The Blurring Line Between Personal and Business Tech

Personal and business technology

We live in a world of instant gratification, where we can order food or have a taxi arrive at our doorstep within minutes. It is also a world where services are increasingly based on an individual’s traits and preferences—age, location, lifestyle, and mood. Whilst these people-centric experiences have consumed our personal lives, they’ve hardly penetrated the business world.

In a business context, user experiences have long been defined and controlled by IT. For many years, there’s been a gap between the technology people use at home and the technology they use at work. This is mainly because technology decisions have long been made by IT leaders without considering the people using the technology. However, today things are changing. Recent research shows 65 per cent of millennial IT buyers believe the technology they purchase for personal use influences their technology purchase decisions within their organisation.

As more businesses realise the value people-centric applications can generate, the line between personal and business tech fades.

In this article we look at some of the opportunities businesses can unlock with modern and user-friendly technology.

Supporting mobility

Recent years have seen the rise of the mobile worker with 1.6 million employees in the UK regularly working from home, and most staff working flexibly at least some of the time in two-fifths of businesses internationally. Modern technology has freed them from the office and enabled them to work from wherever they choose, whenever they choose. Employees are no longer bound to their desks, where they are expected to adapt their specific needs to a one-size-fits-all, legacy IT system.

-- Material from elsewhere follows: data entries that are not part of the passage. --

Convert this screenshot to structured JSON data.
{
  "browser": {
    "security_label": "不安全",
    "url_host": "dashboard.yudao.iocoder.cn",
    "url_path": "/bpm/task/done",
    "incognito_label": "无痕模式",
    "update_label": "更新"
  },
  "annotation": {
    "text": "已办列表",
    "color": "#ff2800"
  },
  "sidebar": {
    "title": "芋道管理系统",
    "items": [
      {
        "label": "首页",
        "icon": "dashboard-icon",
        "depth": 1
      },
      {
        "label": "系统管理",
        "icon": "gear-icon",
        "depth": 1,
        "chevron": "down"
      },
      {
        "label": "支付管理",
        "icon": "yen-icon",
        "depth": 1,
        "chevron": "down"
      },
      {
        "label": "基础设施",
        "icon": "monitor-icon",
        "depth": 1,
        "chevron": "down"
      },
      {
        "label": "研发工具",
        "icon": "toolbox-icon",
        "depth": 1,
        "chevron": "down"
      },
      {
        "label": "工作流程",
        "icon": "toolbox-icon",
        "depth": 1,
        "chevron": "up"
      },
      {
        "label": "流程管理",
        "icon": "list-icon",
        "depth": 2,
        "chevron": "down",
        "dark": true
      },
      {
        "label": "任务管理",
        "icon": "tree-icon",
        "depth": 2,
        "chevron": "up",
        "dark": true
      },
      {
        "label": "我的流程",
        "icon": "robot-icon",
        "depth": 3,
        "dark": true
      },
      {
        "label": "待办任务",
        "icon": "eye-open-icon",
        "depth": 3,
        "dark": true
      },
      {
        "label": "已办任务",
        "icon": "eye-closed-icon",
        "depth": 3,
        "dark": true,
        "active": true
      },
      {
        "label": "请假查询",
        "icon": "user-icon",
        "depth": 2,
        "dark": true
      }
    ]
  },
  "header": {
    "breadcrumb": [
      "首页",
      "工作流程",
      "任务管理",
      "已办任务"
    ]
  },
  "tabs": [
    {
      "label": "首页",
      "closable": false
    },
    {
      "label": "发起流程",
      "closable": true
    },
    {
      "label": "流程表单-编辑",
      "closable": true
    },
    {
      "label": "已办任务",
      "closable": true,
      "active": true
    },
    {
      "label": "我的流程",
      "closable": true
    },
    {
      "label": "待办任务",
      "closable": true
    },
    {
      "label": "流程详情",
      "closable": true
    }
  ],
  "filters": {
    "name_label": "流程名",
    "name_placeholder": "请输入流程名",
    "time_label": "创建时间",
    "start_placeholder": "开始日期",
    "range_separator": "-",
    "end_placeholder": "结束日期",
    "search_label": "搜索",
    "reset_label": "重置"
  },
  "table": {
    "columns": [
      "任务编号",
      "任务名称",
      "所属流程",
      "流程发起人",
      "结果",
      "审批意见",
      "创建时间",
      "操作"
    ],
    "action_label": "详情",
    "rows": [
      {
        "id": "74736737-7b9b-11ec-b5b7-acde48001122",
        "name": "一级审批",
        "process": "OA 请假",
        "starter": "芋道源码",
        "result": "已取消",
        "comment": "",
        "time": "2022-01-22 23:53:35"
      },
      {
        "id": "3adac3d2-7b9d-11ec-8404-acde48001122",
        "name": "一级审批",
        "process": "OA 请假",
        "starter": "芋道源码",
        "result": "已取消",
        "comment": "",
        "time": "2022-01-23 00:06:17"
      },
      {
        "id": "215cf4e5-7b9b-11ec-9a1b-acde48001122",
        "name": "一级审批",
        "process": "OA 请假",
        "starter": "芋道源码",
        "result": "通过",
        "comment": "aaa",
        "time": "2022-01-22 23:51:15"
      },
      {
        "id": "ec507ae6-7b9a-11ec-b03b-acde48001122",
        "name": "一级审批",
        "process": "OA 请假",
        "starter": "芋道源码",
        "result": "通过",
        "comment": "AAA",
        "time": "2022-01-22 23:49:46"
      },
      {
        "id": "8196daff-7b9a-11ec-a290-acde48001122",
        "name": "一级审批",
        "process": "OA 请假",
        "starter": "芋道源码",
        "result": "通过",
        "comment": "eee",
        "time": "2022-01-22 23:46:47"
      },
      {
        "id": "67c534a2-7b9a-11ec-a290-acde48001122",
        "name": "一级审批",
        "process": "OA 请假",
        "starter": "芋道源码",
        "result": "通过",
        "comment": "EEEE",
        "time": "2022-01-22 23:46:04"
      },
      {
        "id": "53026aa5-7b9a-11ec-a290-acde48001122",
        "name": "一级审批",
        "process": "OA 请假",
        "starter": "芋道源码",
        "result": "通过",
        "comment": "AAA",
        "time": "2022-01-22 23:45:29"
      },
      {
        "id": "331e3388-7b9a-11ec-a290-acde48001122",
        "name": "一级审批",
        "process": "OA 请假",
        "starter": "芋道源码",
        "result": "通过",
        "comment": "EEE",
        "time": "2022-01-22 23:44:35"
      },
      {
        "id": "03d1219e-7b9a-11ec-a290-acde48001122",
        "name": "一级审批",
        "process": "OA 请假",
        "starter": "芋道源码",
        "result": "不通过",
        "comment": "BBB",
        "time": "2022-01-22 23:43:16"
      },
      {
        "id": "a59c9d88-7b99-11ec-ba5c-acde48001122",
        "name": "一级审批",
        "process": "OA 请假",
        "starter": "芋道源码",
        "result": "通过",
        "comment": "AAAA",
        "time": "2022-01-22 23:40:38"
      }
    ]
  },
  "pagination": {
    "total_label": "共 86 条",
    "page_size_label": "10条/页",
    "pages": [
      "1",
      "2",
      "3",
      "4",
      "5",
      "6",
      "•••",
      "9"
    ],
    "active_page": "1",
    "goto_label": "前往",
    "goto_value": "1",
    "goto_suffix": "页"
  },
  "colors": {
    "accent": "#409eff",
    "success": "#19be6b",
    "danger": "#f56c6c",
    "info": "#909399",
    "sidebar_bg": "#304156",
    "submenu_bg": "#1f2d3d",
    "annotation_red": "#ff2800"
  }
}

Companies that invest in new technologies – are 'not only more productive but also more motivated, have higher job satisfaction, and are more likely to be positive about their work-life balance.' Click To Tweet

In many cases, technological advancement in businesses has been driven by the use of technology in the home. Workers using the latest smartphone, device, or productivity apps in their personal lives expect the same level of functionality in the workplace. This is especially true of the tech-savvy millennial generation, which carries the same products and applications they use at home to power their work lives.

Supporting a flexible work life

Flexibility with work

This consumerisation of technology is forcing businesses to offer employees tools and applications that replicate what they are using at home. It is seen as increasingly important for organisations to provide a user-centric experience that is as intuitive and easy to use as what they use at home.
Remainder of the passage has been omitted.